Indépendamment de quelques acceptations toutes spéciales, le mot buffet a servi à désigner, d'une façon courante, des objets fort différents d'origine et d'usage, mais présentant cependant entre eux un lien facile à saisir.
Tout d'abord, le buffet est un meuble fixe, du même genre que l'armoire, et qui semble, aux auteurs du XIVe siècle, indispensable à toue installation confortable.
Mais, si l'on est d'accord sur son utilité, sa forme, par contre, est moins facile à déterminer.
Parfois, il se compose simplement de tablettes superposées, soutenues par des colonnes surmontées d'un sorte de dais; alors, il a presque l'aspect d'un dressoir et se confond avec lui.
D'autres fois, on lui adjoint un coffre qui, porté sur des colonnettes, sert lui-même de base aux étages successifs qui, se dressant en pyramide, sont destinés à l'étalage de la vaisselle de prix. C'est ce qu'on appelle, dans le language du temps, un buffet avec armoires, terme très fréquemment employé dans les anciens inventaires.
buffet deux corps à retrait Louis XIII
Petit buffet deux corps
Si le buffet avait été seulement admis dans la pièce réservée aux repas, nous nous trouverions, grâce à ces descriptions, en présence d'un type de meuble stable et facile à définir. Au bas, un plancher reposant sur quatre pieds ou boules; au premier étage, un corps d'armoire ouvrant à un ou plusieurs guichets; enfin, au-dessus de l'armoire, soit une tablette sur laquelle on peut placer les flacons, plats, etc... soit une étagère à plusieurs degrés.
Mais au XVe, pas plus qu'au XVIe siècle, il n'y avait , dans les habitations les plus distinguées, de salle à manger proprement dite. Les bourgeois mangeaient dans la cuisine. La plupart des seigneurs, et même les plus hauts personnages, prenaient leurs repas dans la chambre ou ils reposaient. Et la présence du buffet dans la chambre à coucher de cette époque entraînait son adaptation à des usages assez éloignés de la table et de son service.
Ajoutons que, le plus souvent, le buffet de chambre avait une parure plus en harmonie avec sa destination première. Conséquence naturelle de son admission dans cette pièce, le buffet dut se plier à de nouveaux services et prendre un forme plus compliquée. Il multiplia les "layettes" ou tiroirs, ou encore il se couvrit de sculptures gracieuses ou fantasques, et finalement revêtit cette forme qui, à travers des vicissitudes assez nombreuses, est parvenue presque intacte jusqu'à nos jours.
Mais, il ne faut pas l'oublier, le caractère essentiel du buffet, au XVIe et XVIIe siècle, ce qui doit le distinguer encore, c'est qu'il participe plus ou moins directement du dressoir.
Au XVIIIe siècle, le buffet subit une éclipse passagère.
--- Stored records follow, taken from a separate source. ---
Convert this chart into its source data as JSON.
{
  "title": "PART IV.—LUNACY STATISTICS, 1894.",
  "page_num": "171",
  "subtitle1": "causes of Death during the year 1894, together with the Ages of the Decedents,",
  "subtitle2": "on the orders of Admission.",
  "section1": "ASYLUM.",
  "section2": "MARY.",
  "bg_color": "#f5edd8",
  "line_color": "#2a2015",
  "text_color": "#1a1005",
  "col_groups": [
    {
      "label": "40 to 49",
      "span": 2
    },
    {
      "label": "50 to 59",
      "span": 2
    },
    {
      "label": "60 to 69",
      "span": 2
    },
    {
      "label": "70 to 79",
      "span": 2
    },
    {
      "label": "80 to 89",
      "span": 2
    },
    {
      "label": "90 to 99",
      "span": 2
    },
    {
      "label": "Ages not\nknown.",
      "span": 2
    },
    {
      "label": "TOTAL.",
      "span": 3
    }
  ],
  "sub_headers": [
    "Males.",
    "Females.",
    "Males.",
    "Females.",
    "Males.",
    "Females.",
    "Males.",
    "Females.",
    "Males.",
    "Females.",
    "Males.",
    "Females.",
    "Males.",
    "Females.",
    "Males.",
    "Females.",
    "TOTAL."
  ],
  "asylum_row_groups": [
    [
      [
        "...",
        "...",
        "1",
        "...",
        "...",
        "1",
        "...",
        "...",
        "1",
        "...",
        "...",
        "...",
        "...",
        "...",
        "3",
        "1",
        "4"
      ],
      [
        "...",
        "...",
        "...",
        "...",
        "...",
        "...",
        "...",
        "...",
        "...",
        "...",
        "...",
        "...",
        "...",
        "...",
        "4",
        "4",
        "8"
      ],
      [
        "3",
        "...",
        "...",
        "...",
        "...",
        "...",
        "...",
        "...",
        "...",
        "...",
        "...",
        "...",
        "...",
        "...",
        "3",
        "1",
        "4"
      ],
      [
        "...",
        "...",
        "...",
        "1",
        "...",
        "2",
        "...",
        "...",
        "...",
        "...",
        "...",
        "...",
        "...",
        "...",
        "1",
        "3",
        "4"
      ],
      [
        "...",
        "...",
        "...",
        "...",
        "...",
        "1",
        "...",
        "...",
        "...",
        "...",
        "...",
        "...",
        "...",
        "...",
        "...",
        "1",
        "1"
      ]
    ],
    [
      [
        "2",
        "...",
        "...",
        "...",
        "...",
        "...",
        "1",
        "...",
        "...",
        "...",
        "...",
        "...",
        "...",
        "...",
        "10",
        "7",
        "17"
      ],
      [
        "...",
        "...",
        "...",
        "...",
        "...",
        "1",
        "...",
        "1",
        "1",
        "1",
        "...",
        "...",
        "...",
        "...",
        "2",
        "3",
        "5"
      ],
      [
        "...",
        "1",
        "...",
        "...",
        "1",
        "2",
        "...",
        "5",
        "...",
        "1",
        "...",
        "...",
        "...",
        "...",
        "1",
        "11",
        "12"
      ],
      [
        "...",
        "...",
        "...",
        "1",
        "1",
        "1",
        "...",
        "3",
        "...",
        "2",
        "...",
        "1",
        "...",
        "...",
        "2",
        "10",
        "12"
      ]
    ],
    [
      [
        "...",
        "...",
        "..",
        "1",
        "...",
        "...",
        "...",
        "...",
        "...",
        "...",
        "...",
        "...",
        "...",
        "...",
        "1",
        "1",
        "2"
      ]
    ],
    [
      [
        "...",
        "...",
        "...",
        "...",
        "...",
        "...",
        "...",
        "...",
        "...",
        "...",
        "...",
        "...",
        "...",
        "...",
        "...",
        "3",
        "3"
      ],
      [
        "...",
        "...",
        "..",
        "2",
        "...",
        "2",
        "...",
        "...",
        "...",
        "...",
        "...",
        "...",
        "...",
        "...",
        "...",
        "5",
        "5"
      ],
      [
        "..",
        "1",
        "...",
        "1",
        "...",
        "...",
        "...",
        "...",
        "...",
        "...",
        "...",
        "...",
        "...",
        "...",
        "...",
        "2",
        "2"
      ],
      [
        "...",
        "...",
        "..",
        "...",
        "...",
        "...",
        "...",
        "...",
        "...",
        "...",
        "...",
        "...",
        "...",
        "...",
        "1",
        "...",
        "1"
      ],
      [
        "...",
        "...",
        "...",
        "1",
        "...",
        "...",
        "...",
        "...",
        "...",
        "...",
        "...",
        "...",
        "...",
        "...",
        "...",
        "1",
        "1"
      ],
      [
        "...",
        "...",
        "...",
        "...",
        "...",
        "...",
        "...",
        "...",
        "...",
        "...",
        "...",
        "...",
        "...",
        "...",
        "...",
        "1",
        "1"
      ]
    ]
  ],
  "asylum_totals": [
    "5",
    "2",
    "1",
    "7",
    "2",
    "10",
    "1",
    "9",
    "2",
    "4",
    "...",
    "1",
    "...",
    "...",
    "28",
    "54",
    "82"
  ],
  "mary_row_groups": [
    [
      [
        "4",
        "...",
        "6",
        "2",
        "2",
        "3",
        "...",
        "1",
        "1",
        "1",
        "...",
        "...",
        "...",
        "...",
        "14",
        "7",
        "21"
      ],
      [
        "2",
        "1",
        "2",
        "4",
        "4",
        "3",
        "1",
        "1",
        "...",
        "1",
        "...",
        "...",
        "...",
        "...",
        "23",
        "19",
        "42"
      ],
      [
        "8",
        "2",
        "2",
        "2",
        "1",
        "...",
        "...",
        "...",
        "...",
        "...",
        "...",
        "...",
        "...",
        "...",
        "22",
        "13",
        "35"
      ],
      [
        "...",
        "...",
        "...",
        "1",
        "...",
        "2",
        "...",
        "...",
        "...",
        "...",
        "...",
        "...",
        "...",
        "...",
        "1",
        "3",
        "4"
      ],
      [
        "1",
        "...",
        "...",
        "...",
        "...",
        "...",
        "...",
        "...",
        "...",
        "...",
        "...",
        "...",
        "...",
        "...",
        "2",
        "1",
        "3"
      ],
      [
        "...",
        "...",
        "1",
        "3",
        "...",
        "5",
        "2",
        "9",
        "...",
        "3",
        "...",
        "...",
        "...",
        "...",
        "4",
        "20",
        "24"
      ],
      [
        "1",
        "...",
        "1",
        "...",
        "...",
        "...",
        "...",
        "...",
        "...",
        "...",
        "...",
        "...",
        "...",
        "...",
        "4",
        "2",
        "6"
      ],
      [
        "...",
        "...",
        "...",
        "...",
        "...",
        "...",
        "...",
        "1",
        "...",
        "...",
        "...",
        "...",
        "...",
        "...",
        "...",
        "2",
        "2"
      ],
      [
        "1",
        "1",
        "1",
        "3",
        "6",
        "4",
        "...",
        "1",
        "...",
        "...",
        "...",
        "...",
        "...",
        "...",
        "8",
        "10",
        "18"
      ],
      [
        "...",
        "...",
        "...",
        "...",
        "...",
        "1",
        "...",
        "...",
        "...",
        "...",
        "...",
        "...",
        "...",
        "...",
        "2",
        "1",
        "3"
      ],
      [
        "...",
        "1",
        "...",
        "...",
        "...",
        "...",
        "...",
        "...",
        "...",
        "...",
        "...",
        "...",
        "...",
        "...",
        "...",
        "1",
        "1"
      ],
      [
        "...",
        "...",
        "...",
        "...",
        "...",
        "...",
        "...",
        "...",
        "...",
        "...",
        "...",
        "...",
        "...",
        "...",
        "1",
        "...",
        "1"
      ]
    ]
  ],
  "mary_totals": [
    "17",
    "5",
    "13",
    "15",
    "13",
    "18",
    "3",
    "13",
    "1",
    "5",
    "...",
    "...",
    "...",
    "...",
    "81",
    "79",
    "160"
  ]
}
Pendant un temps assez court, il disparut des intérieurs parisiens. on avait fabriqué des Bas de Buffet dont la forme était à peu prés identique à celle des bas d'armoire, également en vogue. Un écrivain de cette époque , Sobry, dans son livre de l'Architecture, constate, dans les termes qui suivent, cette révolution momentanée: "Les buffets sont des meubles de réfectoire, ou l'on étale des vases riches propres aux festins. L'usage de ce meuble commence à cesser en France, quoique tous les peuples étrangers le gardent. Peut-être y reviendrons-nous. En attendant, nous nous servons de buffets à hauteur d'appui, couverts de tables de marbre ou l'on entrepose les plats." Réduit à ces dimensions modestes, le buffet avait trouvé asile même chez les plus élégantes.
Buffet de chasse
Buffet Louis XVI
Au XIXe siècle, le bas de buffet, à son tour, a presque disparu et suivant la prédiction de Sobry, ce meuble affecte de nouveau la disposition qui le rapprochait de l'ancien dressoir. Soit qu'il surmonte son corps inférieur d'une étagère ornée de trois ou quatre tablettes, soit qu'il se complète par un corps supérieur presque toujours vitré, laissant voir la vaisselle plate ou montée, disposée en bel ordre, sa destination première est redevenue bien apparente. Enfin, dans ces derniers temps, on a eu l'idée dé séparer le corps du bas de celui du haut par un espace libre, dans lequel on peut introduire les plats et les bouteilles. Cet espace libre, qui aide beaucoup au service de la table, et qui se nomme Cave, constitue une innovation plus heureuse que, les salles à manger du XIXe siècle étant fort étroites, les buffets sont forcément tenus par les ébénistes aussi plats que possible.